2. Dig into performance issues
If you notice that bounce rates are up, conversions are down, and a manual check of the page doesn’t reveal what’s wrong, looking back through session recordings can be helpful.
Filter recordings by date and device to see what changed. Watch the AI-suggested recordings first, as they’ll surface the most obvious issues. Maybe your latest update broke something. Maybe a plugin started acting funny.
3. Catch bugs users never report
Watch sessions flagged with JavaScript errors or rage clicks to see what triggered them. Often the site isn’t broken. Users just approach it differently than you do. They click before an element loads, navigate backward through forms, or try to edit something already submitted.
Real users don’t always follow the most efficient path, but once you see the behavior that triggers the error, you can put in safeguards to make your site more resilient.
4. Improve form and checkout completion rate
Filter recordings to show people who started filling out a form or began checkout but didn’t finish. These are high-intent website visitors who almost converted, but bailed at the last second.
Use the event timeline to jump straight to the moment they left, then analyze the behavior around that time. Maybe a required field asks for information they don’t want to share. Maybe an unexpected shipping cost appears. Try to figure out what that person needs, or what got in their way.
5. Fix mobile-specific problems
Filter for mobile sessions and watch several in a row. Look for keyboards covering buttons, tap targets too small to hit accurately, or page elements that shift during load causing mis-taps. Use the device and browser data to prioritize which experiences to fix first. Mobile issues often have obvious fixes once you see them happen.
6. Identify content that confuses users
Watch for moments when visitors hover repeatedly over the same section, scroll up and down looking for something, or re-read parts of a page. This might mean your content isn’t clear. You might need to tighten the copy, add missing details, or move important information higher up.
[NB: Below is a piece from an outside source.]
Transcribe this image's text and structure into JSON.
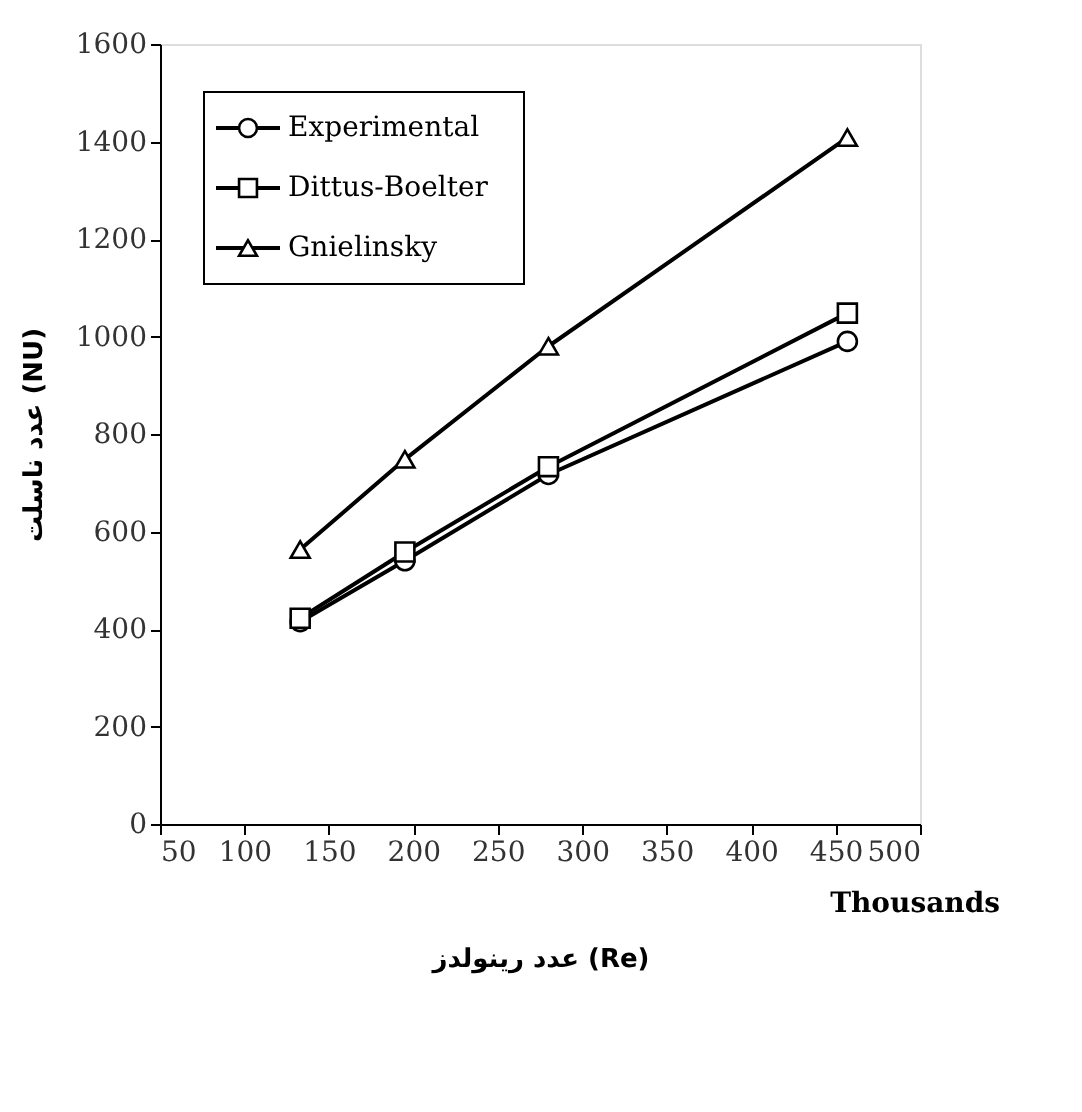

7. Eliminate elements that distract from your goals
Recordings reveal when elements pull attention away from what you want users to do. Maybe a promo banner distracts from your signup form. Maybe users click on decorative images expecting them to do something. If people engage with content that doesn’t move them toward conversion, that’s a sign to simplify or remove it.
Case study: How Session Recording Identifies Revenue Leaks

Letโs walk through a real-world example of a brand that used session recordings to bridge the gap between their web analytics and revenue numbers.
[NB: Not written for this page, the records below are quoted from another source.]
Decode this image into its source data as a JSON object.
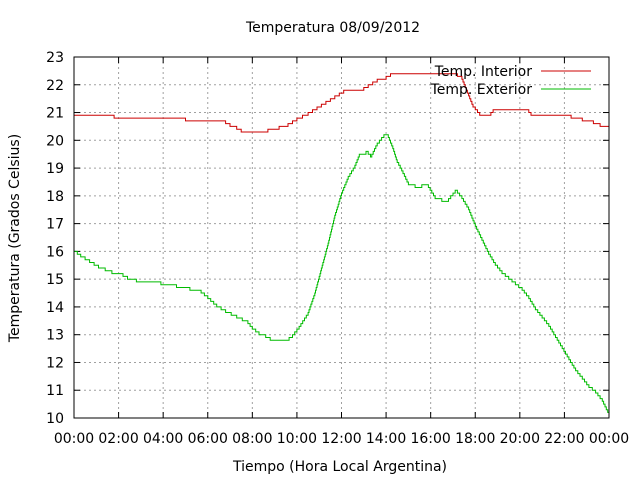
{
  "chart_data": {
    "type": "line",
    "title": "Temperatura 08/09/2012",
    "xlabel": "Tiempo (Hora Local Argentina)",
    "ylabel": "Temperatura (Grados Celsius)",
    "xlim": [
      0,
      24
    ],
    "ylim": [
      10,
      23
    ],
    "grid": true,
    "legend_position": "top-right",
    "x_ticks": [
      "00:00",
      "02:00",
      "04:00",
      "06:00",
      "08:00",
      "10:00",
      "12:00",
      "14:00",
      "16:00",
      "18:00",
      "20:00",
      "22:00",
      "00:00"
    ],
    "y_ticks": [
      "10",
      "11",
      "12",
      "13",
      "14",
      "15",
      "16",
      "17",
      "18",
      "19",
      "20",
      "21",
      "22",
      "23"
    ],
    "x_unit": "hours",
    "series": [
      {
        "name": "Temp. Interior",
        "color": "#cc0000",
        "points": [
          [
            0,
            20.9
          ],
          [
            1.7,
            20.9
          ],
          [
            1.8,
            20.8
          ],
          [
            4.9,
            20.8
          ],
          [
            5,
            20.7
          ],
          [
            6.6,
            20.7
          ],
          [
            7,
            20.5
          ],
          [
            7.3,
            20.4
          ],
          [
            7.5,
            20.3
          ],
          [
            8.3,
            20.3
          ],
          [
            8.7,
            20.4
          ],
          [
            9.2,
            20.5
          ],
          [
            9.6,
            20.6
          ],
          [
            10,
            20.8
          ],
          [
            10.5,
            21
          ],
          [
            10.9,
            21.2
          ],
          [
            11.3,
            21.4
          ],
          [
            11.7,
            21.6
          ],
          [
            12.1,
            21.8
          ],
          [
            12.8,
            21.8
          ],
          [
            13.2,
            22
          ],
          [
            13.6,
            22.2
          ],
          [
            14,
            22.3
          ],
          [
            14.2,
            22.4
          ],
          [
            16.5,
            22.4
          ],
          [
            17,
            22.35
          ],
          [
            17.4,
            22.2
          ],
          [
            17.6,
            21.8
          ],
          [
            17.9,
            21.2
          ],
          [
            18.2,
            20.9
          ],
          [
            18.6,
            20.9
          ],
          [
            18.8,
            21.1
          ],
          [
            20.3,
            21.1
          ],
          [
            20.5,
            20.9
          ],
          [
            22,
            20.9
          ],
          [
            22.3,
            20.8
          ],
          [
            22.8,
            20.7
          ],
          [
            23.3,
            20.6
          ],
          [
            23.6,
            20.5
          ],
          [
            24,
            20.5
          ]
        ]
      },
      {
        "name": "Temp. Exterior",
        "color": "#00bb00",
        "points": [
          [
            0,
            16
          ],
          [
            0.3,
            15.8
          ],
          [
            0.7,
            15.6
          ],
          [
            1.1,
            15.4
          ],
          [
            1.4,
            15.3
          ],
          [
            1.7,
            15.2
          ],
          [
            2.2,
            15.1
          ],
          [
            2.4,
            15
          ],
          [
            2.8,
            14.9
          ],
          [
            3.5,
            14.85
          ],
          [
            3.9,
            14.8
          ],
          [
            4.6,
            14.7
          ],
          [
            5,
            14.65
          ],
          [
            5.2,
            14.55
          ],
          [
            5.7,
            14.5
          ],
          [
            6,
            14.3
          ],
          [
            6.4,
            14
          ],
          [
            6.8,
            13.8
          ],
          [
            7.3,
            13.6
          ],
          [
            7.8,
            13.4
          ],
          [
            8,
            13.2
          ],
          [
            8.3,
            13
          ],
          [
            8.6,
            12.9
          ],
          [
            8.8,
            12.8
          ],
          [
            9.2,
            12.75
          ],
          [
            9.5,
            12.8
          ],
          [
            9.8,
            13
          ],
          [
            10.1,
            13.3
          ],
          [
            10.5,
            13.8
          ],
          [
            10.8,
            14.5
          ],
          [
            11.1,
            15.4
          ],
          [
            11.4,
            16.3
          ],
          [
            11.7,
            17.3
          ],
          [
            12,
            18.1
          ],
          [
            12.3,
            18.7
          ],
          [
            12.6,
            19.1
          ],
          [
            12.8,
            19.5
          ],
          [
            13.1,
            19.6
          ],
          [
            13.3,
            19.4
          ],
          [
            13.6,
            19.9
          ],
          [
            13.9,
            20.2
          ],
          [
            14.1,
            20.1
          ],
          [
            14.3,
            19.7
          ],
          [
            14.5,
            19.2
          ],
          [
            14.7,
            18.9
          ],
          [
            15,
            18.4
          ],
          [
            15.3,
            18.3
          ],
          [
            15.6,
            18.4
          ],
          [
            15.9,
            18.3
          ],
          [
            16.2,
            17.9
          ],
          [
            16.5,
            17.8
          ],
          [
            16.8,
            17.9
          ],
          [
            17.1,
            18.2
          ],
          [
            17.4,
            17.9
          ],
          [
            17.7,
            17.5
          ],
          [
            18,
            16.9
          ],
          [
            18.3,
            16.4
          ],
          [
            18.6,
            15.9
          ],
          [
            18.9,
            15.5
          ],
          [
            19.2,
            15.2
          ],
          [
            19.5,
            15
          ],
          [
            19.8,
            14.8
          ],
          [
            20.1,
            14.6
          ],
          [
            20.4,
            14.3
          ],
          [
            20.7,
            13.9
          ],
          [
            21,
            13.6
          ],
          [
            21.3,
            13.3
          ],
          [
            21.6,
            12.9
          ],
          [
            21.9,
            12.5
          ],
          [
            22.2,
            12.1
          ],
          [
            22.5,
            11.7
          ],
          [
            22.8,
            11.4
          ],
          [
            23.1,
            11.1
          ],
          [
            23.4,
            10.9
          ],
          [
            23.7,
            10.6
          ],
          [
            24,
            10.1
          ]
        ]
      }
    ]
  }
}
Happy Trails is an online store that sells parts and gear for adventure motorcycles. They started to get worried when orders slowed down. Something was broken, but where?
Casey Ralls, the company’s Web and Marketing Director, opened Crazy Egg’s session recordings and watched customers try to check out. Some saw in-stock products displaying as out of stock.
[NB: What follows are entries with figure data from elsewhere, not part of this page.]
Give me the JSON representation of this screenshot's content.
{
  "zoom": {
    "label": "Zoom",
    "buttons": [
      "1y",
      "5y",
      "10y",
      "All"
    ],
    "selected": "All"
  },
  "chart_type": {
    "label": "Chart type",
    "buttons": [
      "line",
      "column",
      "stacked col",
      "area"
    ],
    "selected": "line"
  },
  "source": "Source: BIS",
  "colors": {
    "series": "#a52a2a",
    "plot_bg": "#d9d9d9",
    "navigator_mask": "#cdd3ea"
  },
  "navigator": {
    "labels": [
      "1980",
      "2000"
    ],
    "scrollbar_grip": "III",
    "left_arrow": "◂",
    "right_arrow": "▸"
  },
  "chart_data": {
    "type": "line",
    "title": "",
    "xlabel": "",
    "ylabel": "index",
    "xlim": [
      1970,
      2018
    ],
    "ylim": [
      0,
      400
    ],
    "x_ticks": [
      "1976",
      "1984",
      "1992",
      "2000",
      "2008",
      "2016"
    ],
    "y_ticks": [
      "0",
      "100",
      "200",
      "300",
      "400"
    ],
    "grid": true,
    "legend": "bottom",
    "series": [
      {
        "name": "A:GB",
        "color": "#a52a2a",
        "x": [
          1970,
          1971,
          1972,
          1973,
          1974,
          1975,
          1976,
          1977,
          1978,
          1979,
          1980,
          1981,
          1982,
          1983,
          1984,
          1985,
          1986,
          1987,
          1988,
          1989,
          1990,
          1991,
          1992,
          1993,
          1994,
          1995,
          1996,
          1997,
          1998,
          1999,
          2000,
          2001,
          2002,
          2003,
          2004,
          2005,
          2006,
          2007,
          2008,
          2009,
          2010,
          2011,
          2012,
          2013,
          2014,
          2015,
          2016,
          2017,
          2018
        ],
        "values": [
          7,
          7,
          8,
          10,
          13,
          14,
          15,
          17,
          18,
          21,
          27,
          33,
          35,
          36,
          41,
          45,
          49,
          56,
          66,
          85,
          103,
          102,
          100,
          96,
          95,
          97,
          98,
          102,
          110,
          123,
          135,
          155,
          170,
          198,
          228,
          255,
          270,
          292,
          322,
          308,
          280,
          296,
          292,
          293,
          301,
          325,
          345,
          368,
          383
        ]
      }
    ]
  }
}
What? He knew those products were in-stock, but because of a faulty integration, customers thought they were unable to buy.
Another issue he picked up on was that navigation menus were completely unusable for mobile users. Those users accounted for about 60% of site traffic, and while he could test different resolutions on Chrome, it was slow and far from perfect.
With session recordings, he could watch exactly how different users struggled on all kinds of different devices.
Once he understood what was broken, he could test real solutions. He fixed the inventory integration that was showing in-stock items as unavailable. He corrected the checkout errors that were stopping mobile purchases.
After deploying each fix, session recordings validated whether it worked. Casey watched new customers complete checkout successfully. The errors stopped appearing. Products displayed correctly.
Over four months, catching and fixing UX issues saved Happy Trails around $90,000 in sales. Without session recordings, those problems would have persisted for days before anyone noticed.